NYAD ***1/2 (121 minurtes) M
Two superb, Oscar-nominated performances from Annette Bening (best actress) and Jodie Foster (best supporting actress) drive Nyad, the bittersweet tale of flawed heroism following sexagenarian athlete Diana Nyad and her steely resolve to swim from Cuba to Florida.

Some 30 years after her failed attempt at the endeavour she decides to reinvigorate her body and her mind by trying it again – ove and over.

Summoning her best friend and longtime trainer Bonnie Stoll (Foster), Nyad sets out to defy stereotypes about the elderly by getting into shape and heading into the critter-infested ocean with the help of veteran navigator John Bartlett (Rhys Ifans).

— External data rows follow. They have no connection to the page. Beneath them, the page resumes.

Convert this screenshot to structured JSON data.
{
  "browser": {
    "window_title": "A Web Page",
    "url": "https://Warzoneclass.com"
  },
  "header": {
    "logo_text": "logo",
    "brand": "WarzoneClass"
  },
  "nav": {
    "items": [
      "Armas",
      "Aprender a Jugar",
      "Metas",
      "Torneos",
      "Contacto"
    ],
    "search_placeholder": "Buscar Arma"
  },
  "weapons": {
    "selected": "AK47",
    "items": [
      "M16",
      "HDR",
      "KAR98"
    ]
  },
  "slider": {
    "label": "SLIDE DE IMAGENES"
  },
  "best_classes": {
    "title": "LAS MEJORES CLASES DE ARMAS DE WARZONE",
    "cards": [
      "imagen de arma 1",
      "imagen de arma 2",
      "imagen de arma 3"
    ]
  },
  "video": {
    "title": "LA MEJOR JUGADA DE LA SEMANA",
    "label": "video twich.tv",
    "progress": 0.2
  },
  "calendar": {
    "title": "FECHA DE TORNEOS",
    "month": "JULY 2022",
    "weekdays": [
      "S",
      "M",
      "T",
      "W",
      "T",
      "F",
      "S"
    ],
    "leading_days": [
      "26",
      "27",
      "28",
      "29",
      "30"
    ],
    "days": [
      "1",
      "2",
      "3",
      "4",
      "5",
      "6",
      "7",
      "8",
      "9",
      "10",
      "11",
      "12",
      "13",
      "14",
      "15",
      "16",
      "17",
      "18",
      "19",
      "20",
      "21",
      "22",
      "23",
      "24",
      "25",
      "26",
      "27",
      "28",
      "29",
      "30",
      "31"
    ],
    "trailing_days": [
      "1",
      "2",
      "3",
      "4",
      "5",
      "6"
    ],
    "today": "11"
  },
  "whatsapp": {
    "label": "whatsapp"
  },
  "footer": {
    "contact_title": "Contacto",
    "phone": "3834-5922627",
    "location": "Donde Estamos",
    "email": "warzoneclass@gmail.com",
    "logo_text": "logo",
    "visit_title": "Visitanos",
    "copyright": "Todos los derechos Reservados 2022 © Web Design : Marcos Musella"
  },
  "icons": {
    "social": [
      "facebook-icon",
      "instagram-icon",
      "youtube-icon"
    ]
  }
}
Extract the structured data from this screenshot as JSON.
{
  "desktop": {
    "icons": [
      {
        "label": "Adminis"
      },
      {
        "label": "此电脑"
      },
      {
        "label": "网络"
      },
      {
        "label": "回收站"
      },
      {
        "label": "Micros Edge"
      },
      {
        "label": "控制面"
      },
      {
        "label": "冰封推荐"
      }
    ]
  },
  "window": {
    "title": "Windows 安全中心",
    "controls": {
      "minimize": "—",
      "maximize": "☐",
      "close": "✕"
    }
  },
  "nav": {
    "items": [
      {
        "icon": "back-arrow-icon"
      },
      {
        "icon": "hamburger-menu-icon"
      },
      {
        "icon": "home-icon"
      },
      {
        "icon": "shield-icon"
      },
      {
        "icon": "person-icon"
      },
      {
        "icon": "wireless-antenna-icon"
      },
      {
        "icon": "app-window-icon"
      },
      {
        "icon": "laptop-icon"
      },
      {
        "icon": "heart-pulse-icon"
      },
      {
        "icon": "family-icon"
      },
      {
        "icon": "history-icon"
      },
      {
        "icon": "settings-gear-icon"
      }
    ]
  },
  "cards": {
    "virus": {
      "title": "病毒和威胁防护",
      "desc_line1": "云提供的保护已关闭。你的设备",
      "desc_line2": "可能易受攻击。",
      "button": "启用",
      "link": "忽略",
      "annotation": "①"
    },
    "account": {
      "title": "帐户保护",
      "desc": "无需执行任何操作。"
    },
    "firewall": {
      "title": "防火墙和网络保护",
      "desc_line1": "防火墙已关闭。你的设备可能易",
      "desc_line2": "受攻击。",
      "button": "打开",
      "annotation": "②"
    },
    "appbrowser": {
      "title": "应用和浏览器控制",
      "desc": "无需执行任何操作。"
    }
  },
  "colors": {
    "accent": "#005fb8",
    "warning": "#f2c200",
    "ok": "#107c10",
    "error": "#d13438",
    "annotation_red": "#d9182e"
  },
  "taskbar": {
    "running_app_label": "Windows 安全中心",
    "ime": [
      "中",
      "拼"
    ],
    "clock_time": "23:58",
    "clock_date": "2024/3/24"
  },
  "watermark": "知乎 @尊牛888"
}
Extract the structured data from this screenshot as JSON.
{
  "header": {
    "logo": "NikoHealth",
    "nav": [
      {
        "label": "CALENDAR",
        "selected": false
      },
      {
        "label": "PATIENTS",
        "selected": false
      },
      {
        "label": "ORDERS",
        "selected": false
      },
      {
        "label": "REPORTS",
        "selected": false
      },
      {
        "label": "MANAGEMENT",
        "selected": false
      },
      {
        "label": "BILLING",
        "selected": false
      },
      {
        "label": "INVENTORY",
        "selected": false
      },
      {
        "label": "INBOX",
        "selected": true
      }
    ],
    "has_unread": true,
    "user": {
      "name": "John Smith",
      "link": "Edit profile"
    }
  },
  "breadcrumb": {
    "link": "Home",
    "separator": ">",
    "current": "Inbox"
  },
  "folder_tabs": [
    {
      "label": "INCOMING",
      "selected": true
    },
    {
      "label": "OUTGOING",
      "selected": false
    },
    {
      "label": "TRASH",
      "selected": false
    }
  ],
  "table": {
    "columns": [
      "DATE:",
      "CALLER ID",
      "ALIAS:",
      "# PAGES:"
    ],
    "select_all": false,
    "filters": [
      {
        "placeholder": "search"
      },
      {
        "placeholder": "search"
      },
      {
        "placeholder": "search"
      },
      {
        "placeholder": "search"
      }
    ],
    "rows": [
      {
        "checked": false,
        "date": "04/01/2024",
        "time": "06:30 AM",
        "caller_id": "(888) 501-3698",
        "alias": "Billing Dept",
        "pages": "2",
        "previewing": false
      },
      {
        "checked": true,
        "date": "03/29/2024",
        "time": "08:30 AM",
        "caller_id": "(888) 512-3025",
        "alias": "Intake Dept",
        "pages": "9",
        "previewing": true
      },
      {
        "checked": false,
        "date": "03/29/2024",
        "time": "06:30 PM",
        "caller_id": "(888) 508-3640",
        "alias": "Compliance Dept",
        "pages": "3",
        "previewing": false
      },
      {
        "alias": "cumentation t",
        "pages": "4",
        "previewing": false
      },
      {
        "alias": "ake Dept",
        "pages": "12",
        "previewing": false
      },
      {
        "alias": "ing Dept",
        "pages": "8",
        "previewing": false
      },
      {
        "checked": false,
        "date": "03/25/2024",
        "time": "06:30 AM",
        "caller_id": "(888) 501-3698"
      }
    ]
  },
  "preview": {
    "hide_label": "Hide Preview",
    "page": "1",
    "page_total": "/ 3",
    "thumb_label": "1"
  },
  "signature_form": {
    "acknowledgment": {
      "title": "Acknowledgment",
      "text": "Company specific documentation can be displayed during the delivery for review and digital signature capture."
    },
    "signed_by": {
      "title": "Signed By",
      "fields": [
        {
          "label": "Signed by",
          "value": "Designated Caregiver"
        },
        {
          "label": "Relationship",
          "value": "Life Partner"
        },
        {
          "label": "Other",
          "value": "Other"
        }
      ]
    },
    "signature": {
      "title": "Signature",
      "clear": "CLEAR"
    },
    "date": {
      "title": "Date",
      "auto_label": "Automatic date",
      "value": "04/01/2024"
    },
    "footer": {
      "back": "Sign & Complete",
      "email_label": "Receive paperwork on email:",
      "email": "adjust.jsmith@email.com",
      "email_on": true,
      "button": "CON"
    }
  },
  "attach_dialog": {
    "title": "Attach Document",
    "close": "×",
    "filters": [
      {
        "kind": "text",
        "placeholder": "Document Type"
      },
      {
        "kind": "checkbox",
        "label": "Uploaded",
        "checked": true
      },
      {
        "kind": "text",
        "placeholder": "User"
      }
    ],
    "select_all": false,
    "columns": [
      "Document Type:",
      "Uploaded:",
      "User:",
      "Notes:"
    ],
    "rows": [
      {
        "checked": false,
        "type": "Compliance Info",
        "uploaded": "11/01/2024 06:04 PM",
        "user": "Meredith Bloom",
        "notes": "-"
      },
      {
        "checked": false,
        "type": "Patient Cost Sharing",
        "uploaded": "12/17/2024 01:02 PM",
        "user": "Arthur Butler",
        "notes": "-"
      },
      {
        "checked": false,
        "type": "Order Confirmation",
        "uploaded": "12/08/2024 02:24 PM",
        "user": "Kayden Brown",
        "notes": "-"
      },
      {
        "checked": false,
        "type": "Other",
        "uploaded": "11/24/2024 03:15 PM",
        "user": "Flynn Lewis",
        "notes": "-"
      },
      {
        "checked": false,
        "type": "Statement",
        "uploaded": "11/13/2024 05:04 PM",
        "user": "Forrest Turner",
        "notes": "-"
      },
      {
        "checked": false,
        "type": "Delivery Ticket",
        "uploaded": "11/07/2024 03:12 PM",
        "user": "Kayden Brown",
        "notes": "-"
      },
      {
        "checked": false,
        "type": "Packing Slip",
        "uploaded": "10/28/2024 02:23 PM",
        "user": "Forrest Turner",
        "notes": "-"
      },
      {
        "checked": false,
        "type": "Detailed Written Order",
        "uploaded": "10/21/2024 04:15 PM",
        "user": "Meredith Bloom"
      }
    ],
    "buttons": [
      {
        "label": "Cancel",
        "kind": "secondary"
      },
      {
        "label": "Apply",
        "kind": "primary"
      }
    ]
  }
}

In a splendid, warts-and-all portrayal Bening reveals Diana Nyad as both a defiant figure and as a ego-driven brute, expecting everyone to service her enterprise.

The film is drawn from the book Find a Way by Diana Nyad and is at pains to shows how dogged determination and sheer stubborness are both sides of the same coin.

Bening and Foster bounce off each other beautifully, with Ifans chiming in with some top-shelf support.